The Washington Post kicked off 2017 with a painfully embarrassing blunder. In their coverage of the Women’s March on Washington scheduled on January 21, the old media print stalwart erroneously used the male symbol instead of the female symbol on their cover. This mistake was swiftly identified and derided by women all over the country. How could they make such an obvious mistake? Where was the editorial staff? How does a mistake like this get past the numerous staff members involved in creating the cover? Easy. They’re mostly men.
While the Washington Post is the whipping boy of the moment, this foible could have literally happened with any publication. Although women make up 51% of the population, they are underrepresented in literally every single category of media, painfully so in leadership.Even the guests on the Sunday morning news shows are 70% male.

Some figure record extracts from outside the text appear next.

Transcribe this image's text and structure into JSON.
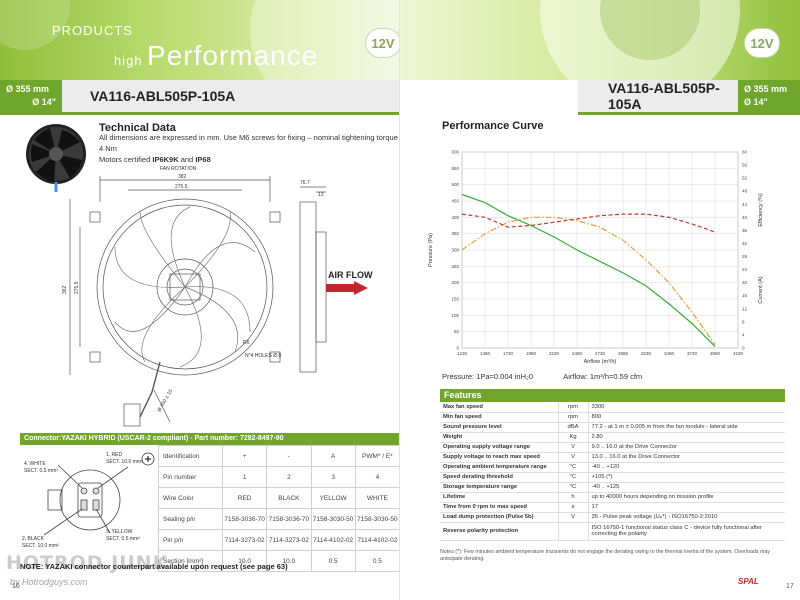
{
  "left_page": {
    "banner_small": "PRODUCTS",
    "banner_small2": "high",
    "banner_big": "Performance",
    "voltage": "12V",
    "size_mm": "Ø 355 mm",
    "size_in": "Ø 14\"",
    "model": "VA116-ABL505P-105A",
    "tech_title": "Technical Data",
    "tech_line1": "All dimensions are expressed in mm. Use M6 screws for fixing – nominal tightening torque 4 Nm",
    "tech_line2_prefix": "Motors certified ",
    "cert1": "IP6K9K",
    "tech_and": " and ",
    "cert2": "IP68",
    "dims": {
      "fan_rotation": "FAN ROTATION",
      "d1": "382",
      "d2": "275.5",
      "d3": "76.7",
      "d4": "13",
      "d5": "362",
      "d6": "275.5",
      "r": "R6",
      "holes": "N°4 HOLES Ø 8",
      "cable": "Ø 450 ± 10"
    },
    "airflow_label": "AIR FLOW",
    "connector_header": "Connector:YAZAKI HYBRID (USCAR-2 compliant) - Part number: 7282-8497-90",
    "wire_labels": {
      "white": "4. WHITE",
      "white_sect": "SECT. 0.5 mm²",
      "red": "1. RED",
      "red_sect": "SECT. 10.0 mm²",
      "black": "2. BLACK",
      "black_sect": "SECT. 10.0 mm²",
      "yellow": "3. YELLOW",
      "yellow_sect": "SECT. 0.5 mm²"
    },
    "connector_table": {
      "rows": [
        {
          "label": "Identification",
          "cells": [
            "+",
            "-",
            "A",
            "PWM* / E*"
          ]
        },
        {
          "label": "Pin number",
          "cells": [
            "1",
            "2",
            "3",
            "4"
          ]
        },
        {
          "label": "Wire Color",
          "cells": [
            "RED",
            "BLACK",
            "YELLOW",
            "WHITE"
          ]
        },
        {
          "label": "Sealing p/n",
          "cells": [
            "7158-3036-70",
            "7158-3036-70",
            "7158-3030-50",
            "7158-3030-50"
          ]
        },
        {
          "label": "Pin p/n",
          "cells": [
            "7114-3273-02",
            "7114-3273-02",
            "7114-4102-02",
            "7114-4102-02"
          ]
        },
        {
          "label": "Section [mm²]",
          "cells": [
            "10.0",
            "10.0",
            "0.5",
            "0.5"
          ]
        }
      ]
    },
    "note": "NOTE: YAZAKI connector counterpart available upon request (see page 63)",
    "page_number": "16",
    "watermark": "HOTROD JUNK",
    "watermark_sub": "by Hotrodguys.com"
  },
  "right_page": {
    "voltage": "12V",
    "model": "VA116-ABL505P-105A",
    "size_mm": "Ø 355 mm",
    "size_in": "Ø 14\"",
    "perf_title": "Performance Curve",
    "pressure_note": "Pressure: 1Pa=0.004 inH₂0",
    "airflow_note": "Airflow: 1m³/h=0.59 cfm",
    "features_header": "Features",
    "features": [
      {
        "k": "Max fan speed",
        "u": "rpm",
        "v": "3300"
      },
      {
        "k": "Min fan speed",
        "u": "rpm",
        "v": "800"
      },
      {
        "k": "Sound pressure level",
        "u": "dBA",
        "v": "77.2 - at 1 m ± 0.005 m from the fan module - lateral side"
      },
      {
        "k": "Weight",
        "u": "Kg",
        "v": "2.80"
      },
      {
        "k": "Operating supply voltage range",
        "u": "V",
        "v": "9.0 .. 16.0 at the Drive Connector"
      },
      {
        "k": "Supply voltage to reach max speed",
        "u": "V",
        "v": "13.0 .. 16.0 at the Drive Connector"
      },
      {
        "k": "Operating ambient temperature range",
        "u": "°C",
        "v": "-40 .. +120"
      },
      {
        "k": "Speed derating threshold",
        "u": "°C",
        "v": "+105 (*)"
      },
      {
        "k": "Storage temperature range",
        "u": "°C",
        "v": "-40 .. +125"
      },
      {
        "k": "Lifetime",
        "u": "h",
        "v": "up to 40000 hours depending on mission profile"
      },
      {
        "k": "Time from 0 rpm to max speed",
        "u": "s",
        "v": "17"
      },
      {
        "k": "Load dump protection (Pulse 5b)",
        "u": "V",
        "v": "35 - Pulse peak voltage (Uₚ*) - ISO16750-2:2010"
      },
      {
        "k": "Reverse polarity protection",
        "u": "",
        "v": "ISO 16750-1 functional status class C - device fully functional after correcting the polarity",
        "tall": true
      }
    ],
    "features_note": "Notes (*): Few minutes ambient temperature transients do not engage the derating owing to the thermal inertia of the system. Overloads may anticipate derating.",
    "logo": "SPAL",
    "page_number": "17"
  },
  "chart_data": {
    "type": "line",
    "title": "",
    "xlabel": "Airflow (m³/h)",
    "ylabel": "Pressure (Pa)",
    "y2label_eff": "Efficiency (%)",
    "y2label_cur": "Current (A)",
    "x_ticks": [
      1230,
      1480,
      1730,
      1980,
      2230,
      2480,
      2730,
      2980,
      3230,
      3480,
      3730,
      3980,
      4230
    ],
    "y_ticks": [
      0,
      50,
      100,
      150,
      200,
      250,
      300,
      350,
      400,
      450,
      500,
      550,
      600
    ],
    "y2_ticks": [
      0,
      4,
      8,
      12,
      16,
      20,
      24,
      28,
      32,
      36,
      40,
      44,
      48,
      52,
      56,
      60
    ],
    "xlim": [
      1230,
      4230
    ],
    "ylim": [
      0,
      600
    ],
    "y2lim": [
      0,
      60
    ],
    "grid": true,
    "colors": {
      "pressure": "#3aab3a",
      "efficiency": "#e0a040",
      "current": "#c0392b"
    },
    "series": [
      {
        "name": "Pressure",
        "axis": "left",
        "x": [
          1230,
          1480,
          1730,
          1980,
          2230,
          2480,
          2730,
          2980,
          3230,
          3480,
          3730,
          3980
        ],
        "values": [
          470,
          445,
          405,
          375,
          340,
          300,
          265,
          230,
          190,
          135,
          75,
          5
        ]
      },
      {
        "name": "Efficiency",
        "axis": "right",
        "x": [
          1230,
          1480,
          1730,
          1980,
          2230,
          2480,
          2730,
          2980,
          3230,
          3480,
          3730,
          3980
        ],
        "values": [
          30,
          35,
          38.5,
          40,
          40,
          39,
          37,
          33,
          27,
          20,
          11,
          1
        ]
      },
      {
        "name": "Current",
        "axis": "right",
        "x": [
          1230,
          1480,
          1730,
          1980,
          2230,
          2480,
          2730,
          2980,
          3230,
          3480,
          3730,
          3980
        ],
        "values": [
          41,
          40,
          37,
          37.5,
          38.5,
          39.5,
          40.5,
          41,
          41,
          40,
          38,
          35.5
        ]
      }
    ]
  }
}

Seemingly, even punditry opinions are apparently a man’s thing. The fact that the story was about women gathering to protest the sexually inappropriate and misogynistic behavior of President Elect Donald Trump is a particularly biting irony. We just can’t seem to get stories about women right.
It’s not news that the print journalism industry is male-dominated. The editorial staff even more so. What’s new is this recent very public example of the impact this lopsided management structure has on what, why and how stories are covered. While we could easily sweep this under the rug as a casualty of fast news, overworked editors and sloppy execution, it seems to me that if we look a little deeper we could pull a million examples of articles and news stories produced absent the valuable input of women and their perspectives. If they let women join and even, dare we say, occasionally lead the discourse, it will be fuller, richer and more impactful. The whole story is always better than an incomplete fragment.
The Huffington Post boasts bylines that are 53% female and they are managing to stay afloat. It IS possible to include all voices.
Let women write. Let women edit. Invite true diversity into the newsroom. The story will be better. At a minimum, the cover will be right.